Monday, 30 November 2015

Data Retention, Spooks, and National Security

Some of the comments I have seen about my various rants over the Draft Investigatory Powers Bill have been slightly negative - basically suggesting that we as a society should accept almost any invasion of privacy to protect us from terrorists.

I think that there is perhaps some slight misunderstanding here, and worth clearing up.

The bill has several parts - one part covers bulk intercept of communications and is basically the spying done by the likes of GCHQ. They allegedly have taps on to transatlantic cables and loads of computing power to allow them to look for threats and chase leads and to address "National Security" issues. They already do this (allegedly) and the bill is primarily to put what they do on a more clear legal footing.

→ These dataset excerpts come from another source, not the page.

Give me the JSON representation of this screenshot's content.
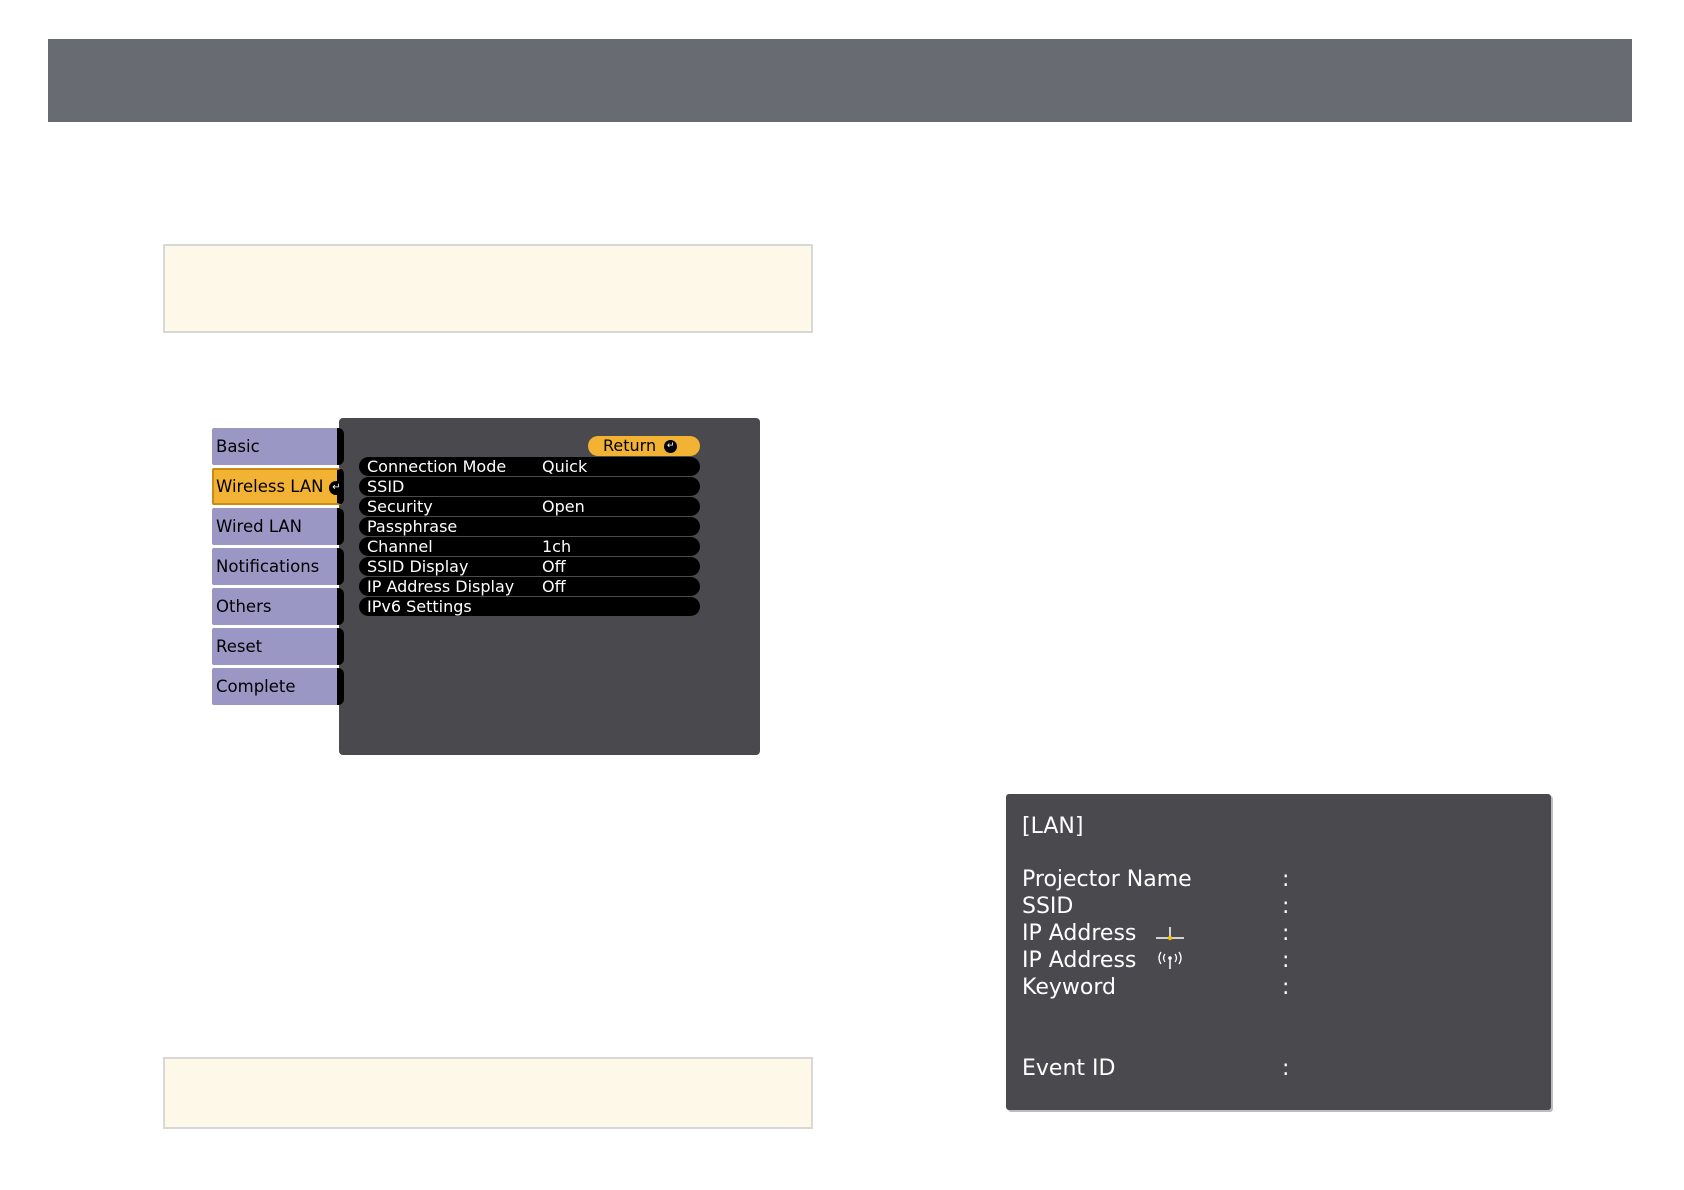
{
  "menu": {
    "tabs": [
      {
        "label": "Basic"
      },
      {
        "label": "Wireless LAN",
        "active": true
      },
      {
        "label": "Wired LAN"
      },
      {
        "label": "Notifications"
      },
      {
        "label": "Others"
      },
      {
        "label": "Reset"
      },
      {
        "label": "Complete"
      }
    ],
    "return_label": "Return",
    "rows": [
      {
        "label": "Connection Mode",
        "value": "Quick"
      },
      {
        "label": "SSID",
        "value": ""
      },
      {
        "label": "Security",
        "value": "Open"
      },
      {
        "label": "Passphrase",
        "value": ""
      },
      {
        "label": "Channel",
        "value": "1ch"
      },
      {
        "label": "SSID Display",
        "value": "Off"
      },
      {
        "label": "IP Address Display",
        "value": "Off"
      },
      {
        "label": "IPv6 Settings",
        "value": ""
      }
    ]
  },
  "lan": {
    "title": "[LAN]",
    "colon": ":",
    "rows": [
      {
        "label": "Projector Name",
        "icon": ""
      },
      {
        "label": "SSID",
        "icon": ""
      },
      {
        "label": "IP Address",
        "icon": "wired-network-icon"
      },
      {
        "label": "IP Address",
        "icon": "wireless-signal-icon"
      },
      {
        "label": "Keyword",
        "icon": ""
      },
      {
        "label": "Event ID",
        "icon": ""
      }
    ]
  },
  "colors": {
    "header": "#696b72",
    "note_bg": "#fdf8e8",
    "tab": "#9b97c4",
    "tab_active": "#f2b233",
    "panel": "#4a4a4e"
  }
}
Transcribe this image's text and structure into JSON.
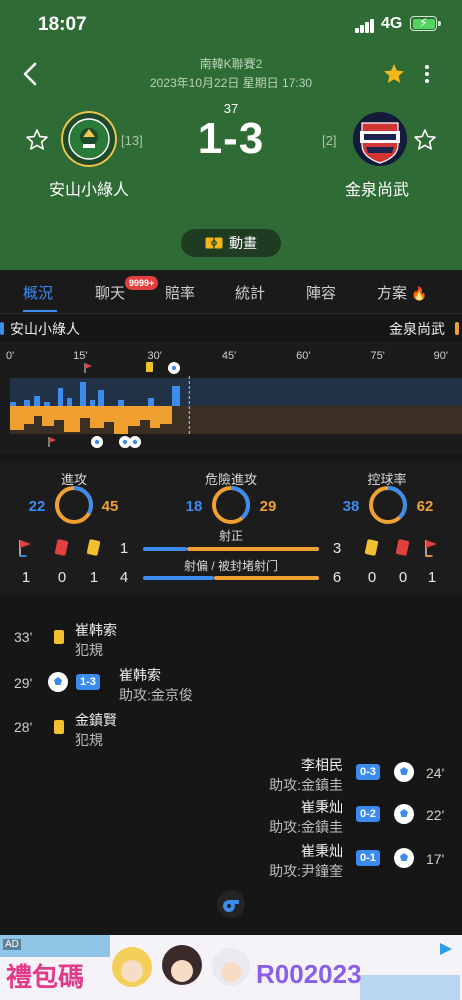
{
  "status_bar": {
    "time": "18:07",
    "network": "4G"
  },
  "header": {
    "league": "南韓K聯賽2",
    "datetime": "2023年10月22日 星期日 17:30",
    "minute": "37",
    "score": "1-3",
    "home": {
      "name": "安山小綠人",
      "rank": "[13]"
    },
    "away": {
      "name": "金泉尚武",
      "rank": "[2]"
    },
    "animation_label": "動畫",
    "accent_star": "#f4b81c"
  },
  "tabs": {
    "items": [
      "概況",
      "聊天",
      "賠率",
      "統計",
      "陣容",
      "方案"
    ],
    "active": "概況",
    "chat_badge": "9999+"
  },
  "timeline": {
    "home_name": "安山小綠人",
    "away_name": "金泉尚武",
    "ticks": [
      "0'",
      "15'",
      "30'",
      "45'",
      "60'",
      "75'",
      "90'"
    ],
    "current_minute": 37,
    "colors": {
      "home": "#3c8cf0",
      "away": "#f0a030"
    }
  },
  "stats": {
    "attack": {
      "label": "進攻",
      "home": "22",
      "away": "45"
    },
    "dangerous": {
      "label": "危險進攻",
      "home": "18",
      "away": "29"
    },
    "possession": {
      "label": "控球率",
      "home": "38",
      "away": "62"
    },
    "home_counts": {
      "corners": "1",
      "red": "0",
      "yellow": "1",
      "on_target": "1",
      "off_target": "4"
    },
    "away_counts": {
      "yellow": "0",
      "red": "0",
      "corners": "1",
      "on_target": "3",
      "off_target": "6"
    },
    "row1_label": "射正",
    "row2_label": "射偏 / 被封堵射门"
  },
  "events": [
    {
      "minute": "33'",
      "side": "home",
      "type": "yellow",
      "player": "崔韩索",
      "sub": "犯規"
    },
    {
      "minute": "29'",
      "side": "home",
      "type": "goal",
      "score": "1-3",
      "player": "崔韩索",
      "sub": "助攻:金京俊"
    },
    {
      "minute": "28'",
      "side": "home",
      "type": "yellow",
      "player": "金鎮賢",
      "sub": "犯規"
    },
    {
      "minute": "24'",
      "side": "away",
      "type": "goal",
      "score": "0-3",
      "player": "李相民",
      "sub": "助攻:金鎮圭"
    },
    {
      "minute": "22'",
      "side": "away",
      "type": "goal",
      "score": "0-2",
      "player": "崔秉灿",
      "sub": "助攻:金鎮圭"
    },
    {
      "minute": "17'",
      "side": "away",
      "type": "goal",
      "score": "0-1",
      "player": "崔秉灿",
      "sub": "助攻:尹鐘奎"
    }
  ],
  "ad": {
    "label": "AD",
    "title": "禮包碼",
    "code": "R002023"
  }
}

I have not really said a lot about that - partly because, like everyone else, I do not know a lot about what they actually do, and partly because the technical issues are sort of their problem. There are, of course, privacy issues, and I have concerns over what they do - but there are bodies like Privacy International and Open Rights Group working on these (and I am helping with that where I can).

The main issues I have been raising are not over the bulk intercept but over data retention. This is where ISPs keep data for up to 12 months to help the authorities. This is almost always normal requests from police forces investigating some normal crimes. Apparently, as I understand it, RIPA requests relating to national security are really rare compared to more normal crimes (which is not a huge surprise).

We have seen how the police handle such requests first hand, both as an ISP and as a victim of a crime, and we have seen how badly they handle the requests and the data.

The snooping that the government want ISPs to do, as opposed to GCHQ doing, is for these types of requests - so that normal police enquiries can get details. This is also the area where knowing every web site you have visited is likely to be very unhelpful (as seen in Denmark).

So accusing my comments as trying to hamper "National Security" is somewhat misguided.

Of course, as I have pointed out many times, the threat from terrorists is absolutely tiny compared to so many other threats and disproportionately treated in legislation like this.
  • Security technology is changing, largely to tackle the very real threats of so called "cyber attacks", and this will render both bulk intercept and data retention more and more useless over time.
  • Terrorists and criminals are already able to evade both bulk intercept and data retention anyway.
  • ISP data retention is not generally related to terrorist investigations and national security anyway - that is more related to GCHQ and bulk intercepts.
  • Having ISPs collect and retain this data has cost, privacy, and risks of data being disclosed or misused which far outweigh any benefits.
In my opinion we should scrap forcing ISPs to retain data at all - ISPs will have some data anyway for operational reasons, and once the police understand this technology better they will be better able to use RIPA requests to access the data that is available now. Forcing retention for a long time, and forcing logging and retaining more data is not a good idea.


  1. "the treat from terrorists is absolutely tiny" typo.

  2. Good post - I hadn't fully appreciated the distinction between the mass passive surveillance they already do and the proposals for much more logging at ISP level.

    What about if they had a properly authorised warrant and asked you to log packet headers for someone they wanted to track? This is then no longer mass surveillance and would be much more manageable (assuming only a handful of connections needing to be tracked at any one time), but more specifically targeted and more like a a phone tapping request...

    I note that you've already built the functionality to do this at A&A, as there is the "Traffic dump" option on the control pages. Presumably it wouldn't therefore need lots of costly new hardware and software either!

    1. Indeed - targeted and specific surveillance on a suspect, with proper judicial oversight and authorisation, is generally not so much of a problem. As you say, we have some very limited capability (it is there for "debug" not "wire tapping" so may struggle) which may help. If we ever had a "wire tap" type order we'd have to discuss in some detail what was needed and what kit we would have to deploy to do that. In practice I suspect it would mean moving someone to a different LNS which is not undetectable, but unlikely for a non techie to notice.